The subtly rounded sides carried fender line and mid-level beltline through the doors and on through the quarter panels. The body was more balanced as it was a standard body vehicle. The rear deckled carried the line of the quarter panel to a nicely finished blacked-out rear end that was very nice.
The 1967 Chevelle had its special wrinkle, though, the SS396 that brought some very good changes.
No longer was the handling numb. Instead, just a change from a dual-ply nylon tire to a multi-ply nylon belted tire made all the difference in the world. You could actually tell where the front end of the Chevelle was going. These tires also provided better grip and helped you move through turns and around corners with more assurance. Sad to say, the front buckets were really not up to the task because they lacked the bolstering you’d find on a couch, they were still better than sliding around on a bench seat and hoping you knew where you’d end up.
Disc brakes appear
A key option for the SS396 was the addition of front disc brakes so that brake fade was tempered. The front discs took the beating while the rear drum/shoe combo was there to help out – it really did. Although good for a couple of stops, the drum/brakes at the rear still did their share of the work because the Chevelle was still a front-engine/rear-drive vehicle where the handling was nearly a 50-50 balance. Some 63,000 were built before corporate decreed Corvette was numero uno in the power department.
The Chevelle SS also offered a 14-inch wheel option and low aspect ratio tires so there was more steering and stopping rubber on the road.
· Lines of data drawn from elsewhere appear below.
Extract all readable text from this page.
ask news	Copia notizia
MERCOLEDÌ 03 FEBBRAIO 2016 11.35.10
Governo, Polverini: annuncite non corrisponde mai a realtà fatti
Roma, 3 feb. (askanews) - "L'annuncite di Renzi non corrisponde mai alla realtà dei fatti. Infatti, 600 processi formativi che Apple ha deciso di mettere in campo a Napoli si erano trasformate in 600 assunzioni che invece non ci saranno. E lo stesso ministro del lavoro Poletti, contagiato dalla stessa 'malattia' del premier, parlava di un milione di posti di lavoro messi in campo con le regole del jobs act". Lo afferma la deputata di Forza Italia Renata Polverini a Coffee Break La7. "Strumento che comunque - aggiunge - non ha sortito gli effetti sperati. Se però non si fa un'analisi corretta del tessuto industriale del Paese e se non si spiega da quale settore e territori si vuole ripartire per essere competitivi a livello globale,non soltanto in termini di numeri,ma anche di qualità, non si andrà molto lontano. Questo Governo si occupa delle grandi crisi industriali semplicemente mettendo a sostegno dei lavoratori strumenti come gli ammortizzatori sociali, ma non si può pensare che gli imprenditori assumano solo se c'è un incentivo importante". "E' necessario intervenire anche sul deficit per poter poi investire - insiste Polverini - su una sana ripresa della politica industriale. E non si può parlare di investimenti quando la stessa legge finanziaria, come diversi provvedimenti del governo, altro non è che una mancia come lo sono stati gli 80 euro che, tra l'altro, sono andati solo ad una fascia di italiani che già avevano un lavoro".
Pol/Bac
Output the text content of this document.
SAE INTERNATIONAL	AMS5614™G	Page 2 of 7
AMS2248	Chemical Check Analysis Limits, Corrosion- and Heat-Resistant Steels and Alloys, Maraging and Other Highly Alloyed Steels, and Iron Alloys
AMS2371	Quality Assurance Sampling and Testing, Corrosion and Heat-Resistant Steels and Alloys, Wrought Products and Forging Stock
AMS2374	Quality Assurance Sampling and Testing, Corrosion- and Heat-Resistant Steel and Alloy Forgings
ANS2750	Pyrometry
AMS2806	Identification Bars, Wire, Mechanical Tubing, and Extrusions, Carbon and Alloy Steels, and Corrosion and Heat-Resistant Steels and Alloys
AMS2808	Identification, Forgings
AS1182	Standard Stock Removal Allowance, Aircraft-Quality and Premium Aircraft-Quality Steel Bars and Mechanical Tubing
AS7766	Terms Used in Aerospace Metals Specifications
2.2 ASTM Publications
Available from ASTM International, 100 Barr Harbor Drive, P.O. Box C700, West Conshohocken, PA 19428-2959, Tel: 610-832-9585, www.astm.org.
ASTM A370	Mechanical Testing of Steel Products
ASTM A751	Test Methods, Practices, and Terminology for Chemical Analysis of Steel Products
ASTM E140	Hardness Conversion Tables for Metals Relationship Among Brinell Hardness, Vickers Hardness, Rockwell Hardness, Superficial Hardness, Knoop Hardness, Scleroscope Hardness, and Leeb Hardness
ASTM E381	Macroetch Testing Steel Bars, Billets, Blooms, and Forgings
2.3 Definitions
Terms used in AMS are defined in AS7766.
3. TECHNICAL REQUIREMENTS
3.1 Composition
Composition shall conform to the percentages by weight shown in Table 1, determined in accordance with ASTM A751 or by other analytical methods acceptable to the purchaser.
One area that would have confused even a knowledgeable Chevy aficionado was on the transmission front. Looking at the order sheet you found six available, two automatics, and four three-and four-speed manuals. Just what went with which and when took a person with a lots of patience to figure out.
However, time was running out on the Chevelle as Chevy’s sole performance vehicle. It was to be one of several and then it was to stand behind others, at that, Camaro and Corvette.
“Driving man’s car”
Some literature at the time called this the “driving man’s” car, but it was obvious from this that there were changes going on.
One interesting fact is that if you knew someone you could probably have had a piece of Chevrolet history, one of the 600 or so built that actually offered decent horsepower, just under 400 bhp.